Peri looked at Jen and then at everyone else. “I won’t be able to get your thanks for this later, but I assure you, if you were capable, you’d want to give me an award.” She muttered words under her breath in a language they didn’t speak, and the light that sometimes glowed around her began to grow brighter and brighter until the room was filled with it.
“Peri,” Vasile growled but his voice was cut off by Peri’s chanting.
“What the hell are you doing?” Jen asked as she felt the pressure in her head building. It went on for several minutes. All the while, the light in the room increased and became blinding. Then it was suddenly gone.

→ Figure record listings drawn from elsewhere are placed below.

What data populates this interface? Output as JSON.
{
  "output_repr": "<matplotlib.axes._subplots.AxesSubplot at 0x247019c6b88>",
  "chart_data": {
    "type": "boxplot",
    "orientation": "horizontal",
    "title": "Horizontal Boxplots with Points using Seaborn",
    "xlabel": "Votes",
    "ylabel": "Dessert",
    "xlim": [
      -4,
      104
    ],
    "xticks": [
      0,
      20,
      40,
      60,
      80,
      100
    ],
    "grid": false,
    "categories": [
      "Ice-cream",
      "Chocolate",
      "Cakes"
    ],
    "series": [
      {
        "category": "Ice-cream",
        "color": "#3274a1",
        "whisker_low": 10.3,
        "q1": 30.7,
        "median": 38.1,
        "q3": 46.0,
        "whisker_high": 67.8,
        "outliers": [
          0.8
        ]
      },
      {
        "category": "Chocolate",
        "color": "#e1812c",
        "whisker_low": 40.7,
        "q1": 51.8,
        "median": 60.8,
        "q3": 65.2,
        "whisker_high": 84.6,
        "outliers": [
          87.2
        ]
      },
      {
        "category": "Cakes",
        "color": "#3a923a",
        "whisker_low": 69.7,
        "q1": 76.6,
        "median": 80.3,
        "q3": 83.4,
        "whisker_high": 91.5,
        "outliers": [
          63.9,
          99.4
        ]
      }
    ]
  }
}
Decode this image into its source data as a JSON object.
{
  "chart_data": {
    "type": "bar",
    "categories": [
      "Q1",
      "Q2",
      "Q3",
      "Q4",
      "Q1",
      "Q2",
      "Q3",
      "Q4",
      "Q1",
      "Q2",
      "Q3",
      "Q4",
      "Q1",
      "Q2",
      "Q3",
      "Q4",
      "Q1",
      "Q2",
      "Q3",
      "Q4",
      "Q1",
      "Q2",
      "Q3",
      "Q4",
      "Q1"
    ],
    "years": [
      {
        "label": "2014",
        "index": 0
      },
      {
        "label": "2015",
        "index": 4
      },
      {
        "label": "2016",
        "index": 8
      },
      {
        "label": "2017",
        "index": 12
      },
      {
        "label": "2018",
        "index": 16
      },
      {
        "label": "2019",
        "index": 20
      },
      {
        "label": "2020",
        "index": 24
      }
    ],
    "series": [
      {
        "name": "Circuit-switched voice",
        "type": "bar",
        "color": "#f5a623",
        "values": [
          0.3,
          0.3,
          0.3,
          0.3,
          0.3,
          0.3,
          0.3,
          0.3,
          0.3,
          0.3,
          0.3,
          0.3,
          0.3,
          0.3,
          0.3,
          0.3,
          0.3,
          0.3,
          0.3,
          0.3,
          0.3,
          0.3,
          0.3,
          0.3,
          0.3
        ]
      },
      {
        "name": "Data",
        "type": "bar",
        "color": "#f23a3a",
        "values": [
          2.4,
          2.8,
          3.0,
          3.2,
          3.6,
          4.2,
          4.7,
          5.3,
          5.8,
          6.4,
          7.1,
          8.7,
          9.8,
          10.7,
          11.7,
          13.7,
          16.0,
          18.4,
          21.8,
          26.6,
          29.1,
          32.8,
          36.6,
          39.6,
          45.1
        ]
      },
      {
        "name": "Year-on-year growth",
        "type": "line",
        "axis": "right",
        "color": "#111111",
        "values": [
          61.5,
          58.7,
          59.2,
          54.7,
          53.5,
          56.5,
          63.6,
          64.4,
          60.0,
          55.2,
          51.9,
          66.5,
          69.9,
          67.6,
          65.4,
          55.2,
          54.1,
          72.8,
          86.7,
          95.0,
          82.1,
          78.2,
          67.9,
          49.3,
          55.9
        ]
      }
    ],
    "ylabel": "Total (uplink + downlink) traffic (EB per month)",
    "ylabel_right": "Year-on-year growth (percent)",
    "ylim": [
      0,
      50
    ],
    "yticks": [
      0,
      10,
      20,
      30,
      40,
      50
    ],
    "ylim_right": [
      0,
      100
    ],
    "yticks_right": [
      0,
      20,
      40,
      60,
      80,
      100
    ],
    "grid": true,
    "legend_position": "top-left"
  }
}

Peri released Decebel from the spell she’d put over him, erased any and all traces of blue dye from Thia, Costin, and Fane, and then flashed from the room, needing to arrive as if she hadn’t already been there. When she reappeared, she didn’t show herself immediately. She wanted to make sure her magic had worked. She watched as Jen blinked several times and looked around the room. Everyone else looked just as lost as she did.
Alina walked in and looked at everyone before smiling and stepping up to Vasile. “Everything okay?” he asked him. He nodded.
“What are we doing?” Sally asked.
“We were…” Costin’s words were drawn out as he seemed to have to think really hard about his answer. “Having a meeting?” He finally finished, but the statement sounded like a question.
“Were
we going to have a barbeque?” Jacque asked. “I feel like we were going to have a barbeque.”
“Well, if we’re just throwing things out there, how about we go with something like an orgy,” Jen said “I mean, let’s make it count if we can’t remember why the crap we were gathered in my suite.”
“I could go for an orgy,” Costin said with his signature dimpled grin.
“No, you couldn’t,” Sally said, smacking his chest.
“Never mind, boss says I can’t.” He sighed dramatically.
Jen nearly jumped out of her skin when Peri suddenly appeared in front of them, letting her glamour fall.
“Bloody hell, woman, don’t just pop in and out like that.”
“I’m a fae. It’s what we do,” she said and then smiled. “So, what’s going on? Having a meeting of the minds? Planning a war? Sewing party? Barbeque?”
“See.” Jacque pointed at Peri. “Even she’s down with the whole barbeque idea.”
“Sorry Jacque, but no barbeque. Actually,” Alina said, “I think maybe we should all call it a night. Jen, you look beautiful but exhausted, and Decebel looks especially snarly.”
Jen narrowed her eyes on the Alpha female. “It impresses and annoys me that you have the ability to flatter me while at the same time informing me of my lackluster appearance. And you are right. Decebel is especially snarly. Since no orgy will be taking place, you all can get your butts moving so we can put Thia down, and mamma and daddy can talk.” She grinned as she put air quotes around that last word.
“UGH.” Jacque groaned. “TMI, Jennifer. We don’t want to know your code words for your baby-making time.”
“No more babies,” Peri added quickly. “Really. Practice all you want but no more, at least not for a while.”
“Why?” Jen asked. “Thia has been easy.”
“Was it easy when she was gnawing off your nipple?” Jacque asked dryly.